The greatest boxers of the seventies years of the last century - PART 1
Top 10 Athletes Who Were Part of Sports' Greatest Decade
Over the last century, boxing was built into the sport we know today. As time went by, he began to gather a larger and larger fan base, and the seventies played a major role in his worldwide popularization. After an extremely successful decade in the 60s, boxers are trying to jump the high bar and make us witness even more impressive and memorable matches. With this article, we will begin ranking the top 10 competitors in the professional ring who left the most lasting mark on the sport during the decade in question. In the first part of the arrangement, we will recall five of them.
Tenth in our ranking is Bob Foster. A well-known name since the 1960s, it has maintained its quality well into the 1970s. He is even improving in some aspects and experts consider him to be in the top 5 light heavyweights of all time, known for his powerful punches and especially the left hook which is his specialty. Having won his world title in 1968, Forster entered the 1970s as the dominant champion in his weight class and did not lose the title until vacating it in 1974 to a draw with Jorge Aumada. After a year's break, however, the Texas boxer returned to the ring to win five more consecutive matches. However, after two consecutive losses in the year 78, he stopped for good from the sport. And before them, there is only one defeat at light heavyweight, which came to the Peruvian Mauro Mina early in Foster's career.
At number nine we rank Jose Napoles. The Cuban is among the greatest welterweight champions in history, having held every possible title in his hands for more than half a decade. After his success over Curtis Cox in 1969 and a defense against the legendary Emil Griffith, he lost his title in December 1970 after suffering a very serious eye injury in a match with Billy Backus. Just six months later, he defeated Backus in the eighth round of their rematch and lost only in his last fight in 1975 against John Stacey. Napoles has just one loss in the four years he has competed as a middleweight. She is coming into a title match against Carlos Monzon.
In the eighth position we find Joe Fraser. Although he only fought 12 fights in the 1970s, 4 of which he lost, Frazier was among the fighters who left an impression with his fights in the professional ring, and in a heavyweight division dominated by Muhammad Ali and George Foreman. These two are the only ones who beat Smoking Joe. After his career ended, Ali admitted that Frazier was the toughest opponent he ever faced. At the beginning of the decade, the boxer from South Carolina was a world champion and managed to defend his title, knocking out Ali in the 15th round in 1971 in the "Match of the Century". The seventies are definitely hailed as the best in sports and they wouldn't be the same without Joe Frazier.

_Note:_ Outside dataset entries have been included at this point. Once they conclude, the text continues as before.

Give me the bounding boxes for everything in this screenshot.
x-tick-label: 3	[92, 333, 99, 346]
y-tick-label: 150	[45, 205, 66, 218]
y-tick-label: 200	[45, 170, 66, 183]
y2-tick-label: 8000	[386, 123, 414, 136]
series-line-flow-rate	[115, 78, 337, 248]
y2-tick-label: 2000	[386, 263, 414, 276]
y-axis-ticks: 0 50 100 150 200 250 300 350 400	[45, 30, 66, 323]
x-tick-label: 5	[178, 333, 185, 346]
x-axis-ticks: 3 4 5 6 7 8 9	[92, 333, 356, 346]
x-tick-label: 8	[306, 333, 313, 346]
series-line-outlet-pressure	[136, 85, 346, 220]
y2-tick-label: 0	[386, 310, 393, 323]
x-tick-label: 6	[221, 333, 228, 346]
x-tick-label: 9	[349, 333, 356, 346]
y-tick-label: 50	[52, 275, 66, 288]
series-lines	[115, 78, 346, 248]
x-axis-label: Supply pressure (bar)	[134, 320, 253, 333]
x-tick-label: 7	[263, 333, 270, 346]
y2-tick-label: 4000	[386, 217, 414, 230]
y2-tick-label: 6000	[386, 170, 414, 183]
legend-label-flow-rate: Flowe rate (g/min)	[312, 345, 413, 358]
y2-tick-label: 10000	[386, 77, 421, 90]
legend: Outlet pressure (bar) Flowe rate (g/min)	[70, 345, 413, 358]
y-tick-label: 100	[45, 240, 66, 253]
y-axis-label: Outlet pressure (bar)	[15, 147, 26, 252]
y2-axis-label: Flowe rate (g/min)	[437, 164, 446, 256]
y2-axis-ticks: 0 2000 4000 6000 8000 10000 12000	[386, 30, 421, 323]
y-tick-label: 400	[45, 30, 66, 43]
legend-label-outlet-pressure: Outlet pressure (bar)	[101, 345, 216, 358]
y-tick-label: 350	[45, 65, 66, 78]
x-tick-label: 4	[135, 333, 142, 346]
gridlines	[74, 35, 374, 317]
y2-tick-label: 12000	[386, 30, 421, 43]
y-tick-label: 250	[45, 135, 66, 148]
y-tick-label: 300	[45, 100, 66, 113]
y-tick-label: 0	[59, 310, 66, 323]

Next, seventh in our ranking is Carlos Zarate. The Mexican is one of the greatest bantamweight boxers of all time. In the 1970s, he went on two streaks of at least 20 consecutive bouts in which he won by knockout, which also made him one of the best fighters ready to end his match with just one fatal blow to the opponent. No other boxer has done that in the entire history of the sport. Zarate won his first 52 bouts before moving up to super bantamweight and challenging Wilfredo Gomez for the world title in 1978. Before the fight, the combined statistics for the two shows that they have 73 wins from 74 matches, 72 of them by knockout. A year later, he lost his bantamweight title to Lupe Pintor by unanimous decision. However, he remained active until a very late age, but he would never be a world champion again.
And having mentioned the name of Wilfredo Gómez, it is time to present his career, which is worthy of the sixth position in this ranking. In the decade we're talking about, Gomez has the longest knockout streak. After a draw in their first match -Kyun Yum to capture the WBC belt. In 1978, he won his fight with bantamweight legend Carlos Zarate in the fifth round, inflicting the Mexican's first career loss. Gomez was undefeated in the 1970s, suffering his first loss until 1981 to featherweight champion Salvador Sanchez. Although he won two more world titles in the 1980s, the Puerto Rican was no longer the same boxer.
In the next part, we will also introduce you to the five best in the seventies. If the contestants so far have impressed you, imagine what's to come.